Walaupun demikian, ikatan
ini bukan berarti kedua calon mempelai pria dan wanita tersebut telah menikah,
dan tidak berarti pula keduanya sudah “halal” dan bebas melakukan apa saja
sebab keduanya masih terikat larangan syar’i terkait dengan pergaulan pria dan
wanita serta belum terbebani kewajban dan hak sebagai pasangan suami istri.

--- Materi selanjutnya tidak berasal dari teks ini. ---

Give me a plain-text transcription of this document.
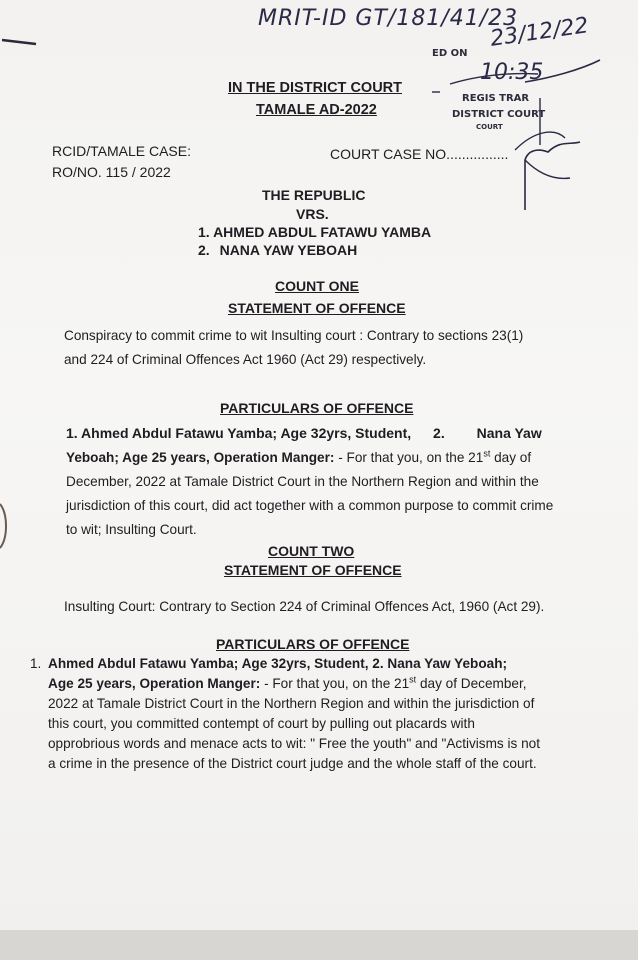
MRIT-ID GT/181/41/23
23/12/22
10:35
ED ON
REGIS TRAR
DISTRICT COURT
COURT
IN THE DISTRICT COURT
TAMALE AD-2022
RCID/TAMALE CASE:
RO/NO. 115 / 2022
COURT CASE NO................
THE REPUBLIC
VRS.
1. AHMED ABDUL FATAWU YAMBA
2. NANA YAW YEBOAH
COUNT ONE
STATEMENT OF OFFENCE
Conspiracy to commit crime to wit Insulting court : Contrary to sections 23(1)
and 224 of Criminal Offences Act 1960 (Act 29) respectively.
PARTICULARS OF OFFENCE
1. Ahmed Abdul Fatawu Yamba; Age 32yrs, Student, 2. Nana Yaw
Yeboah; Age 25 years, Operation Manger: - For that you, on the 21st day of
December, 2022 at Tamale District Court in the Northern Region and within the
jurisdiction of this court, did act together with a common purpose to commit crime
to wit; Insulting Court.
COUNT TWO
STATEMENT OF OFFENCE
Insulting Court: Contrary to Section 224 of Criminal Offences Act, 1960 (Act 29).
PARTICULARS OF OFFENCE
1. Ahmed Abdul Fatawu Yamba; Age 32yrs, Student, 2. Nana Yaw Yeboah;
Age 25 years, Operation Manger: - For that you, on the 21st day of December,
2022 at Tamale District Court in the Northern Region and within the jurisdiction of
this court, you committed contempt of court by pulling out placards with
opprobrious words and menace acts to wit: " Free the youth" and "Activisms is not
a crime in the presence of the District court judge and the whole staff of the court.
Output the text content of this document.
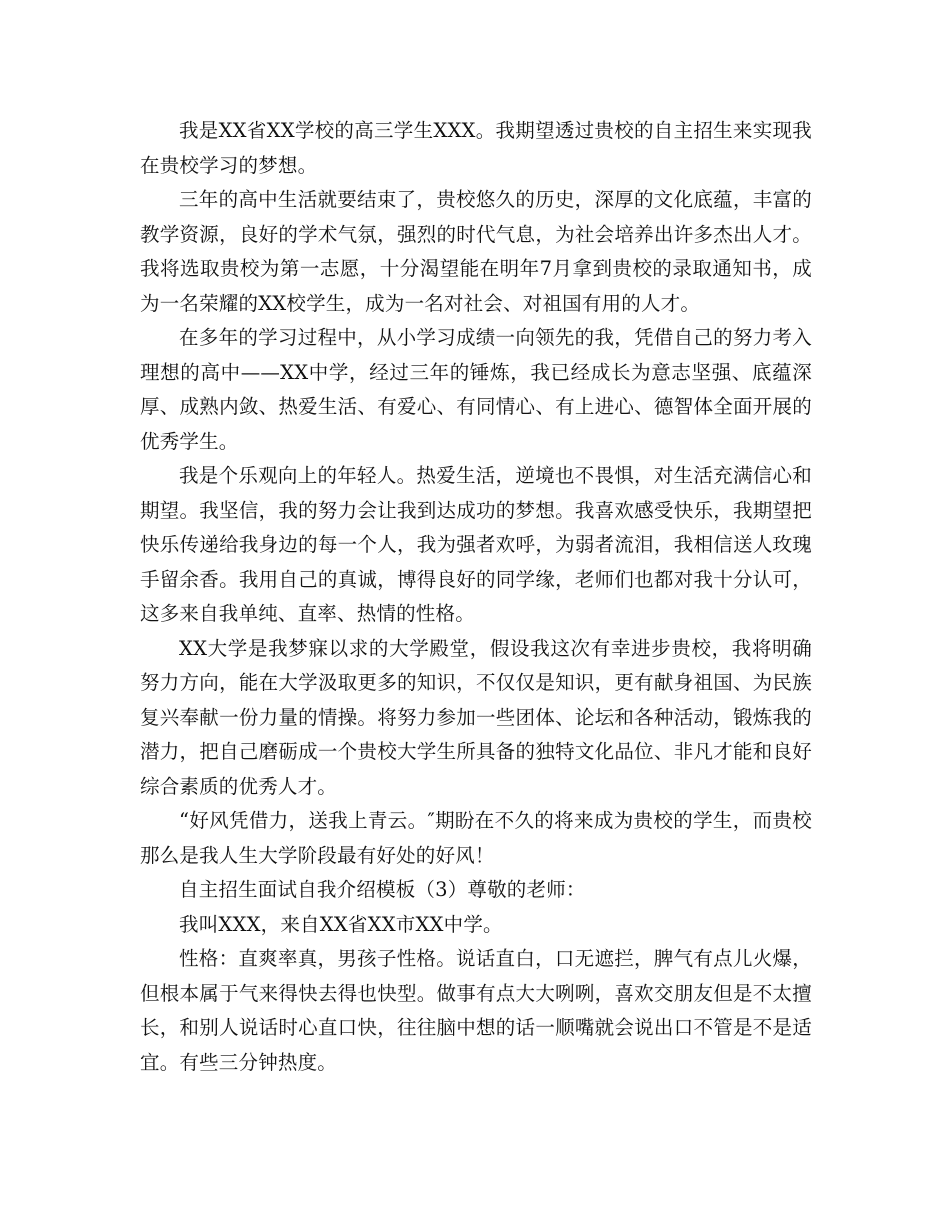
我是XX省XX学校的高三学生XXX。我期望透过贵校的自主招生来实现我在贵校学习的梦想。

三年的高中生活就要结束了，贵校悠久的历史，深厚的文化底蕴，丰富的教学资源，良好的学术气氛，强烈的时代气息，为社会培养出许多杰出人才。我将选取贵校为第一志愿，十分渴望能在明年7月拿到贵校的录取通知书，成为一名荣耀的XX校学生，成为一名对社会、对祖国有用的人才。

在多年的学习过程中，从小学习成绩一向领先的我，凭借自己的努力考入理想的高中——XX中学，经过三年的锤炼，我已经成长为意志坚强、底蕴深厚、成熟内敛、热爱生活、有爱心、有同情心、有上进心、德智体全面开展的优秀学生。

我是个乐观向上的年轻人。热爱生活，逆境也不畏惧，对生活充满信心和期望。我坚信，我的努力会让我到达成功的梦想。我喜欢感受快乐，我期望把快乐传递给我身边的每一个人，我为强者欢呼，为弱者流泪，我相信送人玫瑰手留余香。我用自己的真诚，博得良好的同学缘，老师们也都对我十分认可，这多来自我单纯、直率、热情的性格。

XX大学是我梦寐以求的大学殿堂，假设我这次有幸进步贵校，我将明确努力方向，能在大学汲取更多的知识，不仅仅是知识，更有献身祖国、为民族复兴奉献一份力量的情操。将努力参加一些团体、论坛和各种活动，锻炼我的潜力，把自己磨砺成一个贵校大学生所具备的独特文化品位、非凡才能和良好综合素质的优秀人才。

“好风凭借力，送我上青云。″期盼在不久的将来成为贵校的学生，而贵校那么是我人生大学阶段最有好处的好风！

自主招生面试自我介绍模板（3）尊敬的老师：

我叫XXX，来自XX省XX市XX中学。

性格：直爽率真，男孩子性格。说话直白，口无遮拦，脾气有点儿火爆，但根本属于气来得快去得也快型。做事有点大大咧咧，喜欢交朋友但是不太擅长，和别人说话时心直口快，往往脑中想的话一顺嘴就会说出口不管是不是适宜。有些三分钟热度。
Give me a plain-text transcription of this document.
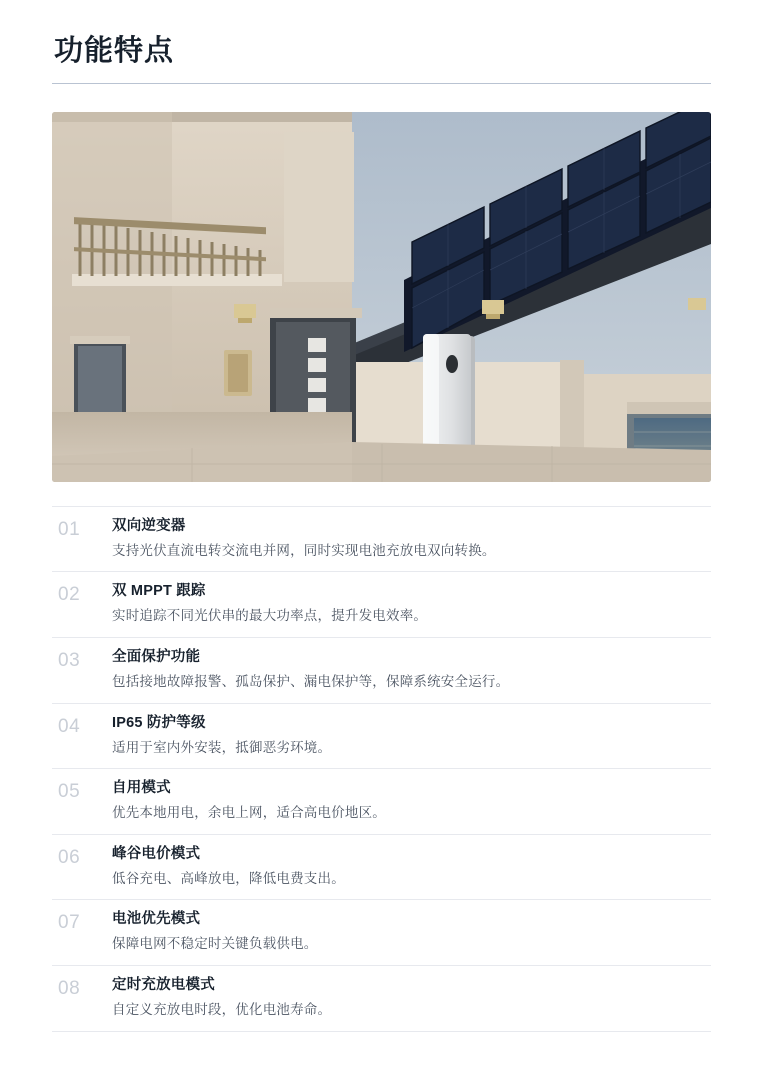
功能特点
01	双向逆变器
支持光伏直流电转交流电并网，同时实现电池充放电双向转换。
02	双 MPPT 跟踪
实时追踪不同光伏串的最大功率点，提升发电效率。
03	全面保护功能
包括接地故障报警、孤岛保护、漏电保护等，保障系统安全运行。
04	IP65 防护等级
适用于室内外安装，抵御恶劣环境。
05	自用模式
优先本地用电，余电上网，适合高电价地区。
06	峰谷电价模式
低谷充电、高峰放电，降低电费支出。
07	电池优先模式
保障电网不稳定时关键负载供电。
08	定时充放电模式
自定义充放电时段，优化电池寿命。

وَمَا كَانَ لِمُؤْمِنٍ وَلَا مُؤْمِنَةٍ إِذَا قَضَى اللَّهُ وَرَسُولُهُ أَمْرًا أَنْ يَكُونَ لَهُمُ الْخِيَرَةُ مِنْ أَمْرِهِمْ وَمَنْ يَعْصِ اللَّهَ وَرَسُولَهُ فَقَدْ ضَلَّ ضَلَالًا مُبِينًا
“Dan tidaklah patut bagi laki-laki yang mu'min dan tidak (pula) bagi perempuan yang mu'min, apabila Allah dan Rasul-Nya telah menetapkan suatu ketetapan, akan ada bagi mereka pilihan (yang lain) tentang urusan mereka. Dan barangsiapa mendurhakai Allah dan Rasul-Nya maka sungguhlah dia telah sesat, sesat yang nyata." (Al Ahzab: 36).
NIKAH
Secara bahasa, kata nikah
dalam bahasa arab yang merupakan bahasa aslinya berarti bersatu, atau
berkumpul. Sedangkan secara terminology hokum islam, walaupun diuraikan dalam
beragam redaksi oleh para pakar hokum, tetapi semua redaksi tersbeut mengarah
pada satu hal yaitu akad yang memberikan legalitas kepada pria dan wanita untk
melakukan hubungan suami istri. Dan konsekuensi hokum bagi mereka yang terikat
didalamnya adalah : sejak akad nikah tersbeut dinayatakan sah, maka sejak itu berlaku
pula hak dan kewajiban sebagai sepasang suami istri, serta orang tua bagi anak
keturunan mereka kelak.
Mayoritas madzhab fiqh
menetapkan rukun nikah alah adanya calon mempelai perempuan, calonmempelai
laki-laki, wali nikah dan ijab qabul, sedangkan syaratnya adalah adanya dua
orang saksi yang adil dan mahar (maskawin).
Khususnya di Indonesia,
terdapat istilah “nikah siri”. Istilah ini dipergunakan untuk menyebut
perniakahan yang dilakukan dengan syarat dan rkun yang lengkap menurut syariat
tapi dilakkan secara diam-diam tanpa kehadiran undanagn atau tidak dicatatkan
karena alas an-alasan tertentu (nikah bawah tangan). Sebagian ulama menyatakan
pernikahan model ini sah secara hokum islam tetapi para pelajkuunya dianggap
melakukan perbuatan dosa karena telah menghadirkan potensi kemudaharatn hokum
bagi wanita dan anak yang lahir dari hubungan tersbeut. Nikah siri ini menurut
hokum positif disebut dengan nikah bawah tangan.